Verachtend trat ich gegen einen Stein. Nur, dass das kein Stein war, sondern eine Krabbe, die so gleich ihre krabbischen Krabbenarme ausstreckte und meine Zehen dazwischen hatte. „Au!“, rief ich aus und hüpfte auf einen Bein, während ich mit meinen Händen verzweifelt versuchte, diese Krabbe wieder los zu werden. Aus irgendeinen Grund ließ sie mich dann doch los und krabbelte weg.
Ich starrte auf das Meer hinaus, der Wind fuhr mir durch die Haare und mein Herz setzte einige Male aus. Aus irgendeinen Grund musste ich seufzten. Ganz ehrlich? Ich kam mir in diesen Moment richtig bescheuert vor. In meinem Kopf ging ich die ganzen 'Auf einer einsamen Insel gestrandet' Filme durch und überlegte, was die ganzen Helden in solchen Filmen immer machten.
Unterschlupf für die Nacht bauen. Essen besorgen. Werkzeuge herstellen. Ums Überleben kämpfen und nach Menschen Ausschau halten. Klingt ja nicht mal soooo schwer. Oder doch? Meistens hatten die in den Filmen immer gleich alle Materialien zusammen, um einen Unterschlupf zu bauen, doch hier, in der Realität fand ich am Strand nur Treibholz, ein altes Logbuch, dass keine Seiten mehr hatte und ein dämlicher Kompass dessen Nadel nicht mehr richtig tickte. Konnte eigentlich eine Kompassnadel noch richtig ticken?
Ein wenig verzweifelt stapfte ich den Strand weiter entlang und siehe da, was finde ich? Eine Flasche – mit einem Zettel drin. Ich schraubte die Flasche auf und holte den Zettel raus.
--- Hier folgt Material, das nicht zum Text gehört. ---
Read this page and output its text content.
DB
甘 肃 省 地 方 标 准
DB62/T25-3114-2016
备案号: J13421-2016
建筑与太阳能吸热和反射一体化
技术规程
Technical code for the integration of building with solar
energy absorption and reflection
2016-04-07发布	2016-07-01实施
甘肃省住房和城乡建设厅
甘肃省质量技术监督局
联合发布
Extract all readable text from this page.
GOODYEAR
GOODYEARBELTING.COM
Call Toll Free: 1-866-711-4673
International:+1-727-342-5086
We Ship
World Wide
Gespannt las ich ihn:
SOS.
Wir, drei Männer der de Bell Familie, sind
auf einsamer Insel gestrandet, nach Flugzeugabsturz.
Brauchen dringend Hilfe.
M. de Bell
Wie mein Gesicht aussehen musste, würde ich jetzt wohl nicht mehr fragen. Das war einfach nur bescheuert. Marschall de Bell, einer meine Bodyguards gestrandet auf einer Insel, wahrscheinlich der selben wie ich und schrieb eine so lächerliche Flaschenpost in einer noch viel lächerlichen Handschrift.
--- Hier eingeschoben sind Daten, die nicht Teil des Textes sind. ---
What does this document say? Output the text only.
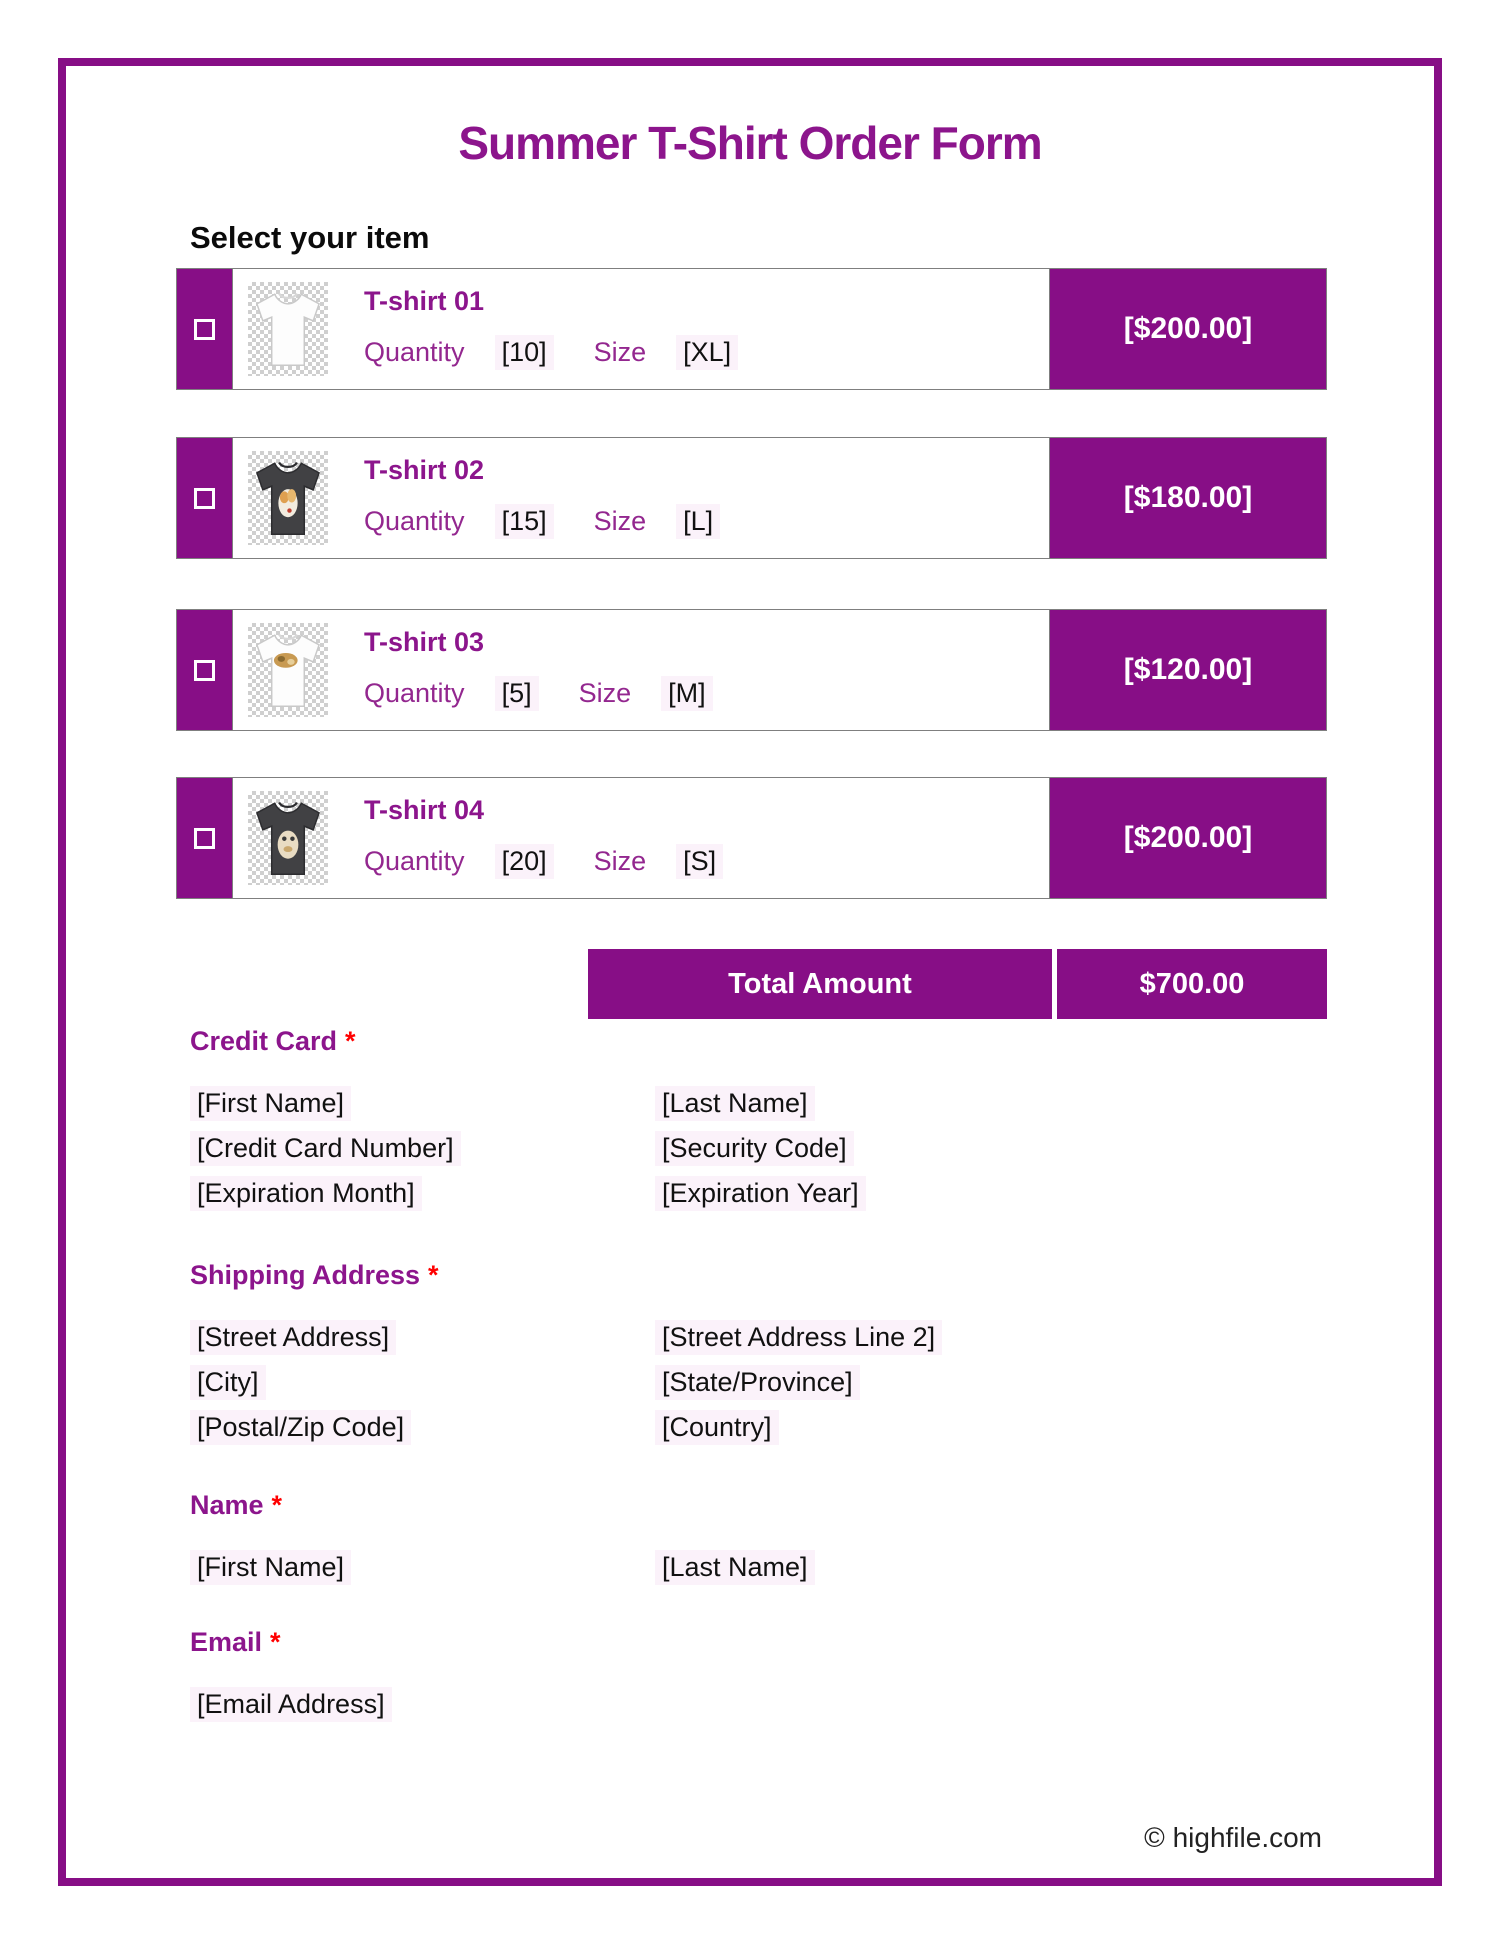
Summer T-Shirt Order Form
Select your item
T-shirt 01
Quantity [10] Size [XL]
[$200.00]
T-shirt 02
Quantity [15] Size [L]
[$180.00]
T-shirt 03
Quantity [5] Size [M]
[$120.00]
T-shirt 04
Quantity [20] Size [S]
[$200.00]
Total Amount	$700.00
Credit Card *
[First Name]	[Last Name]
[Credit Card Number]	[Security Code]
[Expiration Month]	[Expiration Year]
Shipping Address *
[Street Address]	[Street Address Line 2]
[City]	[State/Province]
[Postal/Zip Code]	[Country]
Name *
[First Name]	[Last Name]
Email *
[Email Address]
© highfile.com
Die Flasche entglitt meiner Hand und fiel dumpf in den weißen Sand. „MARSCHAAAAALL!!!! Du Idioooooot!!“ Ob er mich hörte? Ich schrie immerhin gerade die gesamte Insel zusammen. Hoffen wir es mal. Frustriert setzte ich mich in den Sand und wartete.
Nach Stunden – ich weiß nicht mehr, wie lange ich da saß (irgendwann bin ich anscheinend eingeschlafen, da es schon dämmerte), standen drei Männer, gekleidet in Palmenwedel, sonnen gebräunter Haut und tiefschwarzer Sonnenbrille vor mir. „Miss Felizitas. Endlich haben wir sie gefunden!“, sagte der eine, welchen ich als Conrad ausmachen konnte. Neben Conrad stand Marschall und Jim, meine anderen beiden Bodyguards. „Wurde ja langsam auch Zeit“, sagte ich schnaubend. Langsam erhob ich mich, Conrad hielt mir eine Hand hin. „Auf der anderen Inselseite wird bereits auf uns gewartet. Eine von Marschalls dämlichen Flaschenpost ist anscheinend bei einem Familienmitglied angekommen. Als wir euch schreien gehört haben, sind wir sofort aufgebrochen um sie zu holen.“ Ich starrte auf seine Hand, die noch immer vor mir schwebte. „Ihr wisst schon, dass es sinnvoller gewesen wäre, wenn einer von euch auf der anderen Inselhälfte geblieben wäre und dort gewartet hätte? Jetzt rücken sie bestimmt wieder ab, wenn sie niemanden finden.“ Marschall und Jim wurden gleichmäßig weiß. Anscheinend hatten sie nicht daran gedacht. Ich seufzte und ging an den beiden versteinerten Bodyguards vorbei. „Jetzt macht schon. Wir brauchen ein Lagerfeuer und einen Unterschlupf. Für mich einen extra großen. Kapiert?“ „Ja!“ Jim und Marschall salutierten und begannen Material zu sammeln. Conrad kam auf mich zu. „Sehen sie es als Training, Miss Felizitas.“ ich schnaubte verächtlich. „Sagte der Mann im Palmenwedel-Outfit.“ Conrad lachte und ging zu den anderen beiden hinüber.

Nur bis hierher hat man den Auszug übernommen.